Earlier this month, YouTube added a wide variety of new channels to its cord-cutting offering YouTube TV, including CNN, TNT, and TBS, all of which are owned by Time Warner's Turner Broadcasting System. While the Internet TV service initially launched without Turner's programming in early 2017, it ended up including the company's channels due to pressure from consumers and rivals who did the same. The DOJ reportedly believes the episode illustrates how invaluable Turner's programming truly is and how it would provide AT&T with an unfair advantage over other content distributors, allowing the Dallas, Texas-based telecom giant to increase the licensing prices of such content and consequently spike the average TV bill in the country as such costs would most likely be passed on to consumers, much like they have been in YouTube's case.
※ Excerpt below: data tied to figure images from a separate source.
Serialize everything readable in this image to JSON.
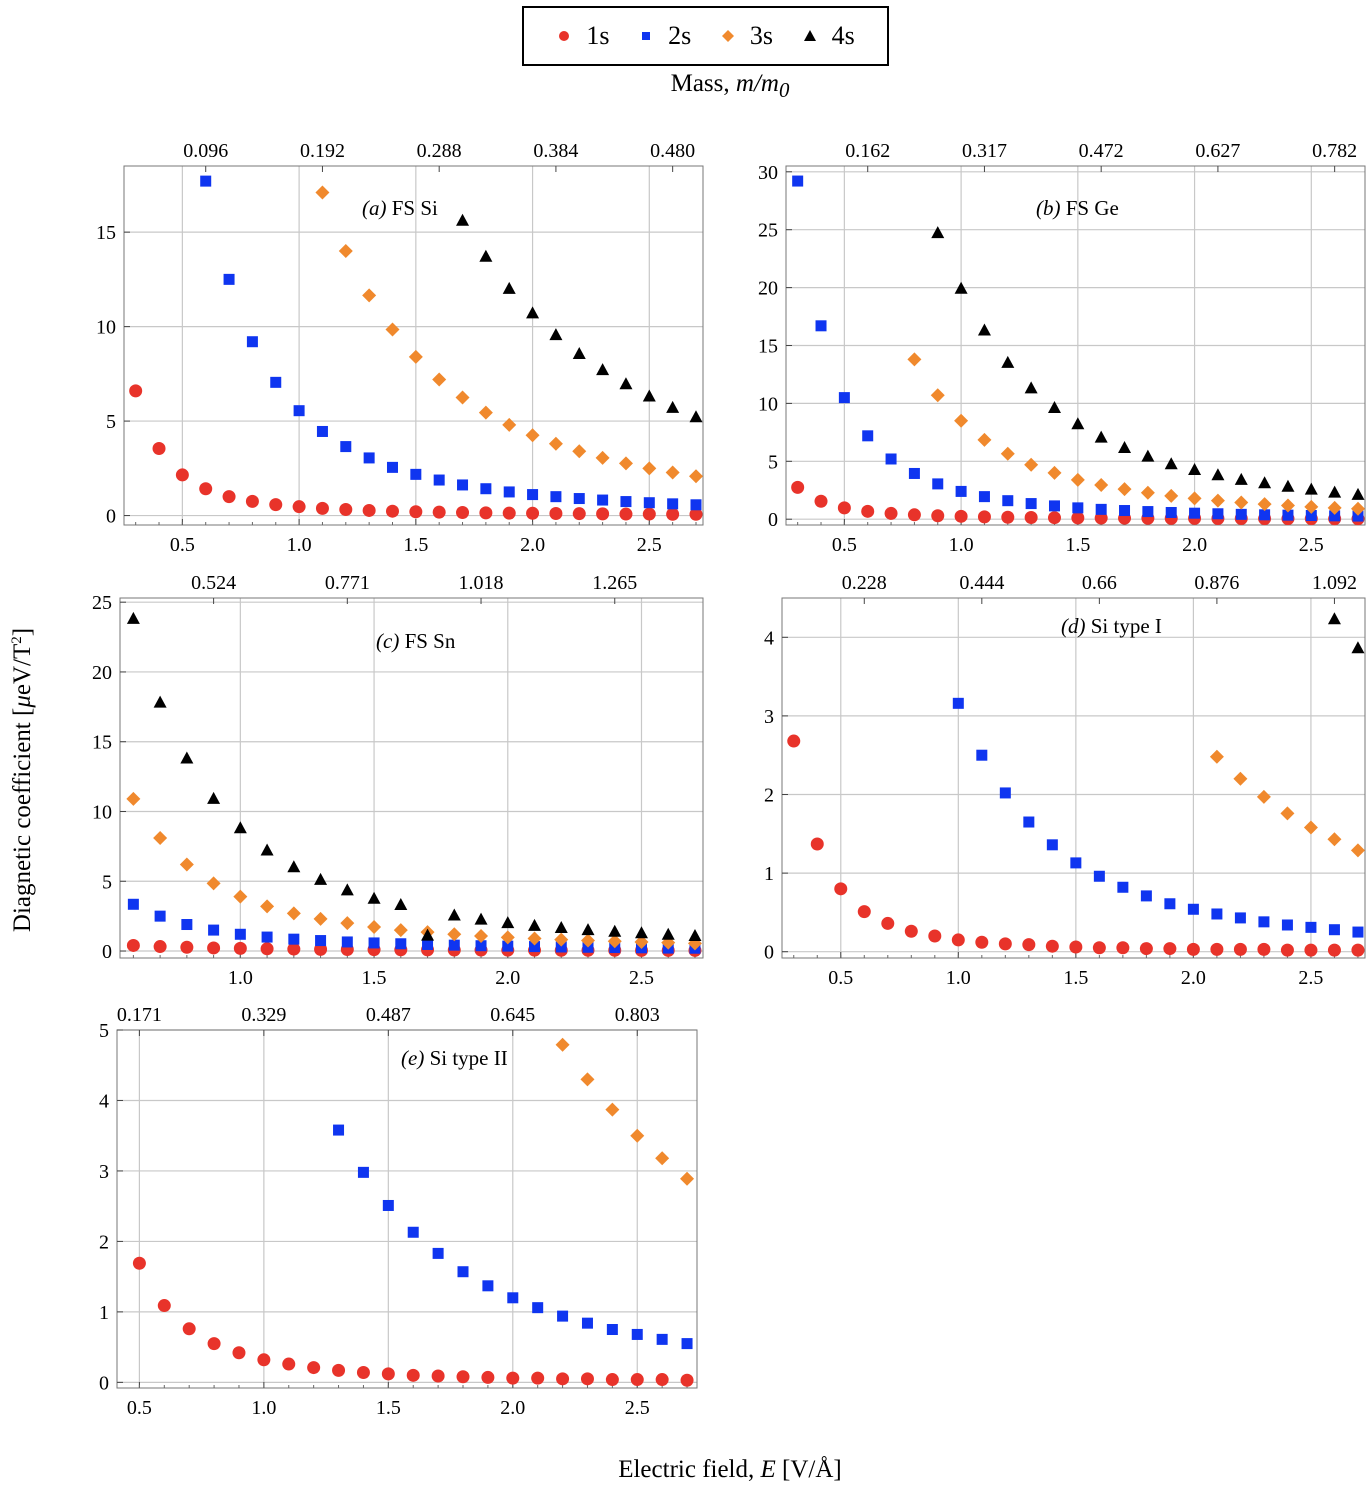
{
  "legend": {
    "items": [
      {
        "label": "1s",
        "color": "#e8332a",
        "marker": "circle"
      },
      {
        "label": "2s",
        "color": "#0f35f0",
        "marker": "square"
      },
      {
        "label": "3s",
        "color": "#f0892d",
        "marker": "diamond"
      },
      {
        "label": "4s",
        "color": "#000000",
        "marker": "triangle"
      }
    ]
  },
  "top_axis_title": {
    "prefix": "Mass, ",
    "math": "m/m",
    "sub": "0"
  },
  "y_axis_title": {
    "prefix": "Diagnetic coefficient [",
    "mu": "μ",
    "unit": "eV/T",
    "sup": "2",
    "suffix": "]"
  },
  "x_axis_title": {
    "prefix": "Electric field, ",
    "math": "E",
    "unit": " [V/Å]"
  },
  "chart_data": [
    {
      "type": "scatter",
      "label_tag": "(a)",
      "label_text": "FS Si",
      "xlim": [
        0.25,
        2.73
      ],
      "ylim": [
        -0.5,
        18.5
      ],
      "xticks": [
        0.5,
        1.0,
        1.5,
        2.0,
        2.5
      ],
      "xtick_labels": [
        "0.5",
        "1.0",
        "1.5",
        "2.0",
        "2.5"
      ],
      "yticks": [
        0,
        5,
        10,
        15
      ],
      "ytick_labels": [
        "0",
        "5",
        "10",
        "15"
      ],
      "top_ticks": [
        0.6,
        1.1,
        1.6,
        2.1,
        2.6
      ],
      "top_tick_labels": [
        "0.096",
        "0.192",
        "0.288",
        "0.384",
        "0.480"
      ],
      "series": [
        {
          "name": "1s",
          "x": [
            0.3,
            0.4,
            0.5,
            0.6,
            0.7,
            0.8,
            0.9,
            1.0,
            1.1,
            1.2,
            1.3,
            1.4,
            1.5,
            1.6,
            1.7,
            1.8,
            1.9,
            2.0,
            2.1,
            2.2,
            2.3,
            2.4,
            2.5,
            2.6,
            2.7
          ],
          "y": [
            6.6,
            3.55,
            2.15,
            1.42,
            1.0,
            0.75,
            0.58,
            0.47,
            0.38,
            0.32,
            0.27,
            0.23,
            0.2,
            0.18,
            0.16,
            0.14,
            0.13,
            0.12,
            0.11,
            0.1,
            0.09,
            0.08,
            0.08,
            0.07,
            0.07
          ]
        },
        {
          "name": "2s",
          "x": [
            0.6,
            0.7,
            0.8,
            0.9,
            1.0,
            1.1,
            1.2,
            1.3,
            1.4,
            1.5,
            1.6,
            1.7,
            1.8,
            1.9,
            2.0,
            2.1,
            2.2,
            2.3,
            2.4,
            2.5,
            2.6,
            2.7
          ],
          "y": [
            17.7,
            12.5,
            9.2,
            7.05,
            5.55,
            4.45,
            3.65,
            3.05,
            2.55,
            2.18,
            1.88,
            1.62,
            1.42,
            1.25,
            1.11,
            1.0,
            0.9,
            0.82,
            0.74,
            0.68,
            0.62,
            0.57
          ]
        },
        {
          "name": "3s",
          "x": [
            1.1,
            1.2,
            1.3,
            1.4,
            1.5,
            1.6,
            1.7,
            1.8,
            1.9,
            2.0,
            2.1,
            2.2,
            2.3,
            2.4,
            2.5,
            2.6,
            2.7
          ],
          "y": [
            17.1,
            14.0,
            11.65,
            9.85,
            8.4,
            7.2,
            6.25,
            5.45,
            4.8,
            4.25,
            3.8,
            3.4,
            3.05,
            2.76,
            2.5,
            2.28,
            2.08
          ]
        },
        {
          "name": "4s",
          "x": [
            1.7,
            1.8,
            1.9,
            2.0,
            2.1,
            2.2,
            2.3,
            2.4,
            2.5,
            2.6,
            2.7
          ],
          "y": [
            15.6,
            13.7,
            12.0,
            10.7,
            9.55,
            8.55,
            7.7,
            6.95,
            6.3,
            5.7,
            5.2
          ]
        }
      ]
    },
    {
      "type": "scatter",
      "label_tag": "(b)",
      "label_text": "FS Ge",
      "xlim": [
        0.25,
        2.73
      ],
      "ylim": [
        -0.5,
        30.5
      ],
      "xticks": [
        0.5,
        1.0,
        1.5,
        2.0,
        2.5
      ],
      "xtick_labels": [
        "0.5",
        "1.0",
        "1.5",
        "2.0",
        "2.5"
      ],
      "yticks": [
        0,
        5,
        10,
        15,
        20,
        25,
        30
      ],
      "ytick_labels": [
        "0",
        "5",
        "10",
        "15",
        "20",
        "25",
        "30"
      ],
      "top_ticks": [
        0.6,
        1.1,
        1.6,
        2.1,
        2.6
      ],
      "top_tick_labels": [
        "0.162",
        "0.317",
        "0.472",
        "0.627",
        "0.782"
      ],
      "series": [
        {
          "name": "1s",
          "x": [
            0.3,
            0.4,
            0.5,
            0.6,
            0.7,
            0.8,
            0.9,
            1.0,
            1.1,
            1.2,
            1.3,
            1.4,
            1.5,
            1.6,
            1.7,
            1.8,
            1.9,
            2.0,
            2.1,
            2.2,
            2.3,
            2.4,
            2.5,
            2.6,
            2.7
          ],
          "y": [
            2.75,
            1.55,
            0.98,
            0.68,
            0.5,
            0.38,
            0.3,
            0.25,
            0.2,
            0.17,
            0.15,
            0.13,
            0.11,
            0.1,
            0.09,
            0.08,
            0.07,
            0.07,
            0.06,
            0.06,
            0.05,
            0.05,
            0.05,
            0.04,
            0.04
          ]
        },
        {
          "name": "2s",
          "x": [
            0.3,
            0.4,
            0.5,
            0.6,
            0.7,
            0.8,
            0.9,
            1.0,
            1.1,
            1.2,
            1.3,
            1.4,
            1.5,
            1.6,
            1.7,
            1.8,
            1.9,
            2.0,
            2.1,
            2.2,
            2.3,
            2.4,
            2.5,
            2.6,
            2.7
          ],
          "y": [
            29.2,
            16.7,
            10.5,
            7.2,
            5.2,
            3.95,
            3.05,
            2.4,
            1.95,
            1.6,
            1.35,
            1.15,
            0.98,
            0.85,
            0.75,
            0.66,
            0.58,
            0.52,
            0.47,
            0.42,
            0.38,
            0.35,
            0.32,
            0.29,
            0.27
          ]
        },
        {
          "name": "3s",
          "x": [
            0.8,
            0.9,
            1.0,
            1.1,
            1.2,
            1.3,
            1.4,
            1.5,
            1.6,
            1.7,
            1.8,
            1.9,
            2.0,
            2.1,
            2.2,
            2.3,
            2.4,
            2.5,
            2.6,
            2.7
          ],
          "y": [
            13.8,
            10.7,
            8.5,
            6.85,
            5.65,
            4.7,
            4.0,
            3.4,
            2.95,
            2.6,
            2.28,
            2.02,
            1.8,
            1.6,
            1.44,
            1.3,
            1.18,
            1.07,
            0.98,
            0.9
          ]
        },
        {
          "name": "4s",
          "x": [
            0.9,
            1.0,
            1.1,
            1.2,
            1.3,
            1.4,
            1.5,
            1.6,
            1.7,
            1.8,
            1.9,
            2.0,
            2.1,
            2.2,
            2.3,
            2.4,
            2.5,
            2.6,
            2.7
          ],
          "y": [
            24.7,
            19.9,
            16.3,
            13.5,
            11.3,
            9.6,
            8.2,
            7.05,
            6.15,
            5.4,
            4.75,
            4.25,
            3.8,
            3.4,
            3.1,
            2.8,
            2.55,
            2.3,
            2.1
          ]
        }
      ]
    },
    {
      "type": "scatter",
      "label_tag": "(c)",
      "label_text": "FS Sn",
      "xlim": [
        0.55,
        2.73
      ],
      "ylim": [
        -0.5,
        25.3
      ],
      "xticks": [
        1.0,
        1.5,
        2.0,
        2.5
      ],
      "xtick_labels": [
        "1.0",
        "1.5",
        "2.0",
        "2.5"
      ],
      "yticks": [
        0,
        5,
        10,
        15,
        20,
        25
      ],
      "ytick_labels": [
        "0",
        "5",
        "10",
        "15",
        "20",
        "25"
      ],
      "top_ticks": [
        0.9,
        1.4,
        1.9,
        2.4
      ],
      "top_tick_labels": [
        "0.524",
        "0.771",
        "1.018",
        "1.265"
      ],
      "series": [
        {
          "name": "1s",
          "x": [
            0.6,
            0.7,
            0.8,
            0.9,
            1.0,
            1.1,
            1.2,
            1.3,
            1.4,
            1.5,
            1.6,
            1.7,
            1.8,
            1.9,
            2.0,
            2.1,
            2.2,
            2.3,
            2.4,
            2.5,
            2.6,
            2.7
          ],
          "y": [
            0.4,
            0.32,
            0.27,
            0.22,
            0.19,
            0.16,
            0.14,
            0.12,
            0.11,
            0.1,
            0.09,
            0.08,
            0.07,
            0.07,
            0.06,
            0.06,
            0.05,
            0.05,
            0.05,
            0.04,
            0.04,
            0.04
          ]
        },
        {
          "name": "2s",
          "x": [
            0.6,
            0.7,
            0.8,
            0.9,
            1.0,
            1.1,
            1.2,
            1.3,
            1.4,
            1.5,
            1.6,
            1.7,
            1.8,
            1.9,
            2.0,
            2.1,
            2.2,
            2.3,
            2.4,
            2.5,
            2.6,
            2.7
          ],
          "y": [
            3.35,
            2.5,
            1.9,
            1.5,
            1.2,
            1.0,
            0.85,
            0.75,
            0.65,
            0.58,
            0.52,
            0.47,
            0.42,
            0.38,
            0.35,
            0.32,
            0.29,
            0.27,
            0.25,
            0.23,
            0.21,
            0.2
          ]
        },
        {
          "name": "3s",
          "x": [
            0.6,
            0.7,
            0.8,
            0.9,
            1.0,
            1.1,
            1.2,
            1.3,
            1.4,
            1.5,
            1.6,
            1.7,
            1.8,
            1.9,
            2.0,
            2.1,
            2.2,
            2.3,
            2.4,
            2.5,
            2.6,
            2.7
          ],
          "y": [
            10.9,
            8.1,
            6.2,
            4.85,
            3.9,
            3.2,
            2.7,
            2.3,
            2.0,
            1.72,
            1.5,
            1.35,
            1.2,
            1.08,
            0.98,
            0.9,
            0.82,
            0.75,
            0.7,
            0.65,
            0.6,
            0.55
          ]
        },
        {
          "name": "4s",
          "x": [
            0.6,
            0.7,
            0.8,
            0.9,
            1.0,
            1.1,
            1.2,
            1.3,
            1.4,
            1.5,
            1.6,
            1.7,
            1.8,
            1.9,
            2.0,
            2.1,
            2.2,
            2.3,
            2.4,
            2.5,
            2.6,
            2.7
          ],
          "y": [
            23.8,
            17.8,
            13.8,
            10.9,
            8.8,
            7.2,
            6.0,
            5.1,
            4.35,
            3.75,
            3.3,
            1.1,
            2.55,
            2.25,
            2.0,
            1.8,
            1.65,
            1.5,
            1.38,
            1.27,
            1.17,
            1.08
          ]
        }
      ]
    },
    {
      "type": "scatter",
      "label_tag": "(d)",
      "label_text": "Si type I",
      "xlim": [
        0.25,
        2.73
      ],
      "ylim": [
        -0.08,
        4.5
      ],
      "xticks": [
        0.5,
        1.0,
        1.5,
        2.0,
        2.5
      ],
      "xtick_labels": [
        "0.5",
        "1.0",
        "1.5",
        "2.0",
        "2.5"
      ],
      "yticks": [
        0,
        1,
        2,
        3,
        4
      ],
      "ytick_labels": [
        "0",
        "1",
        "2",
        "3",
        "4"
      ],
      "top_ticks": [
        0.6,
        1.1,
        1.6,
        2.1,
        2.6
      ],
      "top_tick_labels": [
        "0.228",
        "0.444",
        "0.66",
        "0.876",
        "1.092"
      ],
      "series": [
        {
          "name": "1s",
          "x": [
            0.3,
            0.4,
            0.5,
            0.6,
            0.7,
            0.8,
            0.9,
            1.0,
            1.1,
            1.2,
            1.3,
            1.4,
            1.5,
            1.6,
            1.7,
            1.8,
            1.9,
            2.0,
            2.1,
            2.2,
            2.3,
            2.4,
            2.5,
            2.6,
            2.7
          ],
          "y": [
            2.68,
            1.37,
            0.8,
            0.51,
            0.36,
            0.26,
            0.2,
            0.15,
            0.12,
            0.1,
            0.09,
            0.07,
            0.06,
            0.05,
            0.05,
            0.04,
            0.04,
            0.03,
            0.03,
            0.03,
            0.03,
            0.02,
            0.02,
            0.02,
            0.02
          ]
        },
        {
          "name": "2s",
          "x": [
            1.0,
            1.1,
            1.2,
            1.3,
            1.4,
            1.5,
            1.6,
            1.7,
            1.8,
            1.9,
            2.0,
            2.1,
            2.2,
            2.3,
            2.4,
            2.5,
            2.6,
            2.7
          ],
          "y": [
            3.16,
            2.5,
            2.02,
            1.65,
            1.36,
            1.13,
            0.96,
            0.82,
            0.71,
            0.61,
            0.54,
            0.48,
            0.43,
            0.38,
            0.34,
            0.31,
            0.28,
            0.25
          ]
        },
        {
          "name": "3s",
          "x": [
            2.1,
            2.2,
            2.3,
            2.4,
            2.5,
            2.6,
            2.7
          ],
          "y": [
            2.48,
            2.2,
            1.97,
            1.76,
            1.58,
            1.43,
            1.29
          ]
        },
        {
          "name": "4s",
          "x": [
            2.6,
            2.7
          ],
          "y": [
            4.23,
            3.86
          ]
        }
      ]
    },
    {
      "type": "scatter",
      "label_tag": "(e)",
      "label_text": "Si type II",
      "xlim": [
        0.41,
        2.74
      ],
      "ylim": [
        -0.08,
        5.0
      ],
      "xticks": [
        0.5,
        1.0,
        1.5,
        2.0,
        2.5
      ],
      "xtick_labels": [
        "0.5",
        "1.0",
        "1.5",
        "2.0",
        "2.5"
      ],
      "yticks": [
        0,
        1,
        2,
        3,
        4,
        5
      ],
      "ytick_labels": [
        "0",
        "1",
        "2",
        "3",
        "4",
        "5"
      ],
      "top_ticks": [
        0.5,
        1.0,
        1.5,
        2.0,
        2.5
      ],
      "top_tick_labels": [
        "0.171",
        "0.329",
        "0.487",
        "0.645",
        "0.803"
      ],
      "series": [
        {
          "name": "1s",
          "x": [
            0.5,
            0.6,
            0.7,
            0.8,
            0.9,
            1.0,
            1.1,
            1.2,
            1.3,
            1.4,
            1.5,
            1.6,
            1.7,
            1.8,
            1.9,
            2.0,
            2.1,
            2.2,
            2.3,
            2.4,
            2.5,
            2.6,
            2.7
          ],
          "y": [
            1.69,
            1.09,
            0.76,
            0.55,
            0.42,
            0.32,
            0.26,
            0.21,
            0.17,
            0.14,
            0.12,
            0.1,
            0.09,
            0.08,
            0.07,
            0.06,
            0.06,
            0.05,
            0.05,
            0.04,
            0.04,
            0.04,
            0.03
          ]
        },
        {
          "name": "2s",
          "x": [
            1.3,
            1.4,
            1.5,
            1.6,
            1.7,
            1.8,
            1.9,
            2.0,
            2.1,
            2.2,
            2.3,
            2.4,
            2.5,
            2.6,
            2.7
          ],
          "y": [
            3.58,
            2.98,
            2.51,
            2.13,
            1.83,
            1.57,
            1.37,
            1.2,
            1.06,
            0.94,
            0.84,
            0.75,
            0.68,
            0.61,
            0.55
          ]
        },
        {
          "name": "3s",
          "x": [
            2.2,
            2.3,
            2.4,
            2.5,
            2.6,
            2.7
          ],
          "y": [
            4.79,
            4.3,
            3.87,
            3.5,
            3.18,
            2.89
          ]
        }
      ]
    }
  ]
}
AT&T previously argued it wouldn't make any moves to endanger the currently omnipresent availability of Time Warner's content, claiming that doing so would devalue the assets that are meant to be part of the largest acquisition in its history, consequently suggesting such a decision wouldn't make sense from a business perspective. Should the DOJ pursue the YouTube TV angle during the trial, it's likely to highlight the fact that YouTube raised its monthly subscription prices after adding Turner's programming to its lineup earlier this month; while the service originally started at $35 per month, it now does so at $40, though consumers who already signed up for it before the hike won't see their subscription fees raised. The trial between AT&T and the DOJ is expected to be concluded by late April.